Pure rotational spectrum of FeCO

The rotational spectrum of the FeCO radical has been observed by using a Fabry–Perot type Fourier-transform microwave spectrometer combined with a pulsed discharge nozzle. The radicals have been generated by a discharge of Fe(CO)5 diluted in Ar, and subsequently cooled down to a few kelvins in a supersonic free jet. Four spectral lines observed in the 8.5–35.5 GHz region have been assigned to the transitions in the Ω=0 spin component of 56FeCO, the most abundant isotopic species, in the 3Σ− electronic ground state, and analyzed to obtain the spectroscopic constants. Transitions in the Ω=±1 spin components have not been detected due to the small population in these levels.
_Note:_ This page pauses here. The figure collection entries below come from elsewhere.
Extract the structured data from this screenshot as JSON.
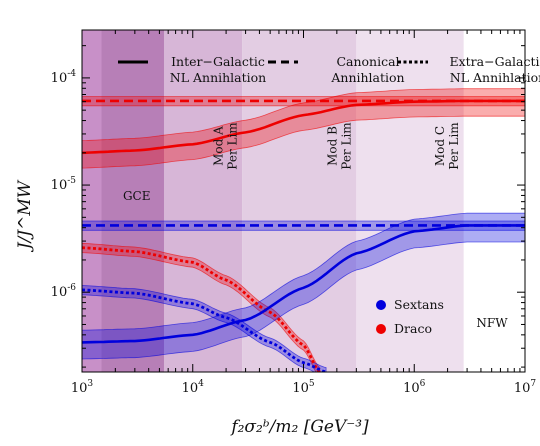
{
  "chart_data": {
    "type": "line",
    "xscale": "log",
    "yscale": "log",
    "xlim": [
      1000,
      10000000
    ],
    "ylim": [
      1.8e-07,
      0.00028
    ],
    "xlabel": "f₂σ₂ᵇ/m₂ [GeV⁻³]",
    "ylabel": "J/J^MW",
    "x_ticks": [
      {
        "value": 1000,
        "base": "10",
        "exp": "3"
      },
      {
        "value": 10000,
        "base": "10",
        "exp": "4"
      },
      {
        "value": 100000,
        "base": "10",
        "exp": "5"
      },
      {
        "value": 1000000,
        "base": "10",
        "exp": "6"
      },
      {
        "value": 10000000,
        "base": "10",
        "exp": "7"
      }
    ],
    "y_ticks": [
      {
        "value": 1e-06,
        "base": "10",
        "exp": "-6"
      },
      {
        "value": 1e-05,
        "base": "10",
        "exp": "-5"
      },
      {
        "value": 0.0001,
        "base": "10",
        "exp": "-4"
      }
    ],
    "regions": [
      {
        "x0": 1000,
        "x1": 1500,
        "color": "#c890c8"
      },
      {
        "x0": 1500,
        "x1": 5500,
        "color": "#b77fb7",
        "label": "GCE"
      },
      {
        "x0": 5500,
        "x1": 28000,
        "color": "#d7b6d7",
        "label": "Mod A\nPer Lim"
      },
      {
        "x0": 28000,
        "x1": 300000,
        "color": "#e3cde3",
        "label": "Mod B\nPer Lim"
      },
      {
        "x0": 300000,
        "x1": 2800000,
        "color": "#eee0ee",
        "label": "Mod C\nPer Lim"
      },
      {
        "x0": 2800000,
        "x1": 10000000,
        "color": "#ffffff",
        "label": "NFW"
      }
    ],
    "colors": {
      "draco": "#ee0000",
      "sextans": "#0000dd"
    },
    "series": [
      {
        "name": "Draco",
        "style": "solid",
        "x": [
          1000,
          3000,
          10000,
          30000,
          100000,
          300000,
          1000000,
          3000000,
          10000000
        ],
        "y": [
          2e-05,
          2.1e-05,
          2.4e-05,
          3.1e-05,
          4.5e-05,
          5.6e-05,
          6e-05,
          6.1e-05,
          6.1e-05
        ],
        "band_lower_factor": 0.72,
        "band_upper_factor": 1.3
      },
      {
        "name": "Draco",
        "style": "dashed",
        "x": [
          1000,
          10000000
        ],
        "y": [
          6.1e-05,
          6.1e-05
        ],
        "band_lower_factor": 0.9,
        "band_upper_factor": 1.1
      },
      {
        "name": "Draco",
        "style": "dotted",
        "x": [
          1000,
          3000,
          10000,
          20000,
          50000,
          100000,
          140000
        ],
        "y": [
          2.6e-06,
          2.4e-06,
          1.9e-06,
          1.3e-06,
          6.5e-07,
          3.2e-07,
          1.8e-07
        ],
        "band_lower_factor": 0.9,
        "band_upper_factor": 1.1
      },
      {
        "name": "Sextans",
        "style": "solid",
        "x": [
          1000,
          3000,
          10000,
          30000,
          100000,
          300000,
          1000000,
          3000000,
          10000000
        ],
        "y": [
          3.4e-07,
          3.5e-07,
          4e-07,
          5.5e-07,
          1.1e-06,
          2.3e-06,
          3.7e-06,
          4.2e-06,
          4.2e-06
        ],
        "band_lower_factor": 0.7,
        "band_upper_factor": 1.3
      },
      {
        "name": "Sextans",
        "style": "dashed",
        "x": [
          1000,
          10000000
        ],
        "y": [
          4.2e-06,
          4.2e-06
        ],
        "band_lower_factor": 0.9,
        "band_upper_factor": 1.1
      },
      {
        "name": "Sextans",
        "style": "dotted",
        "x": [
          1000,
          3000,
          10000,
          20000,
          50000,
          100000,
          160000
        ],
        "y": [
          1.05e-06,
          9.8e-07,
          7.8e-07,
          5.8e-07,
          3.4e-07,
          2.2e-07,
          1.8e-07
        ],
        "band_lower_factor": 0.9,
        "band_upper_factor": 1.1
      }
    ],
    "legend": {
      "line_styles": [
        {
          "style": "solid",
          "line1": "Inter−Galactic",
          "line2": "NL Annihlation"
        },
        {
          "style": "dashed",
          "line1": "Canonical",
          "line2": "Annihlation"
        },
        {
          "style": "dotted",
          "line1": "Extra−Galactic",
          "line2": "NL Annihlation"
        }
      ],
      "markers": [
        {
          "name": "Sextans",
          "color": "#0000dd"
        },
        {
          "name": "Draco",
          "color": "#ee0000"
        }
      ]
    }
  }
}
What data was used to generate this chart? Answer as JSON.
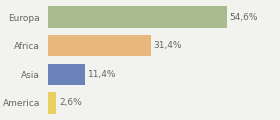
{
  "categories": [
    "Europa",
    "Africa",
    "Asia",
    "America"
  ],
  "values": [
    54.6,
    31.4,
    11.4,
    2.6
  ],
  "labels": [
    "54,6%",
    "31,4%",
    "11,4%",
    "2,6%"
  ],
  "bar_colors": [
    "#a8bc8f",
    "#e8b87d",
    "#6b82b8",
    "#e8d060"
  ],
  "background_color": "#f2f2ee",
  "xlim": [
    0,
    70
  ],
  "bar_height": 0.75,
  "label_fontsize": 6.5,
  "category_fontsize": 6.5,
  "text_color": "#666666"
}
Spectra of other four isotopic species, 54FeCO, 57FeCO, Fe13CO, and Fe13C18O, have also been observed to confirm the identification of the species, yielding the substituted coordinates of the molecule. The determined Fe–C bond length [rs(Fe–C)=1.727 Å] is about 0.1 Å shorter than that of Fe(CO)5, but the C–O bond length [rs(C–O)=1.160 Å] is almost the same as that of Fe(CO)5, which indicates stronger Fe–CO bonding than that of Fe(CO)5. We have searched for the 34 GHz transition of the radical toward several molecular clouds on various evolutionary stages by using the Nobeyama 45 m radio telescope. The signal of this radical was not detected with rms noise level of 10 mK, which gives an upper limit for the molecular column density of (2–4)×1012 cm−2.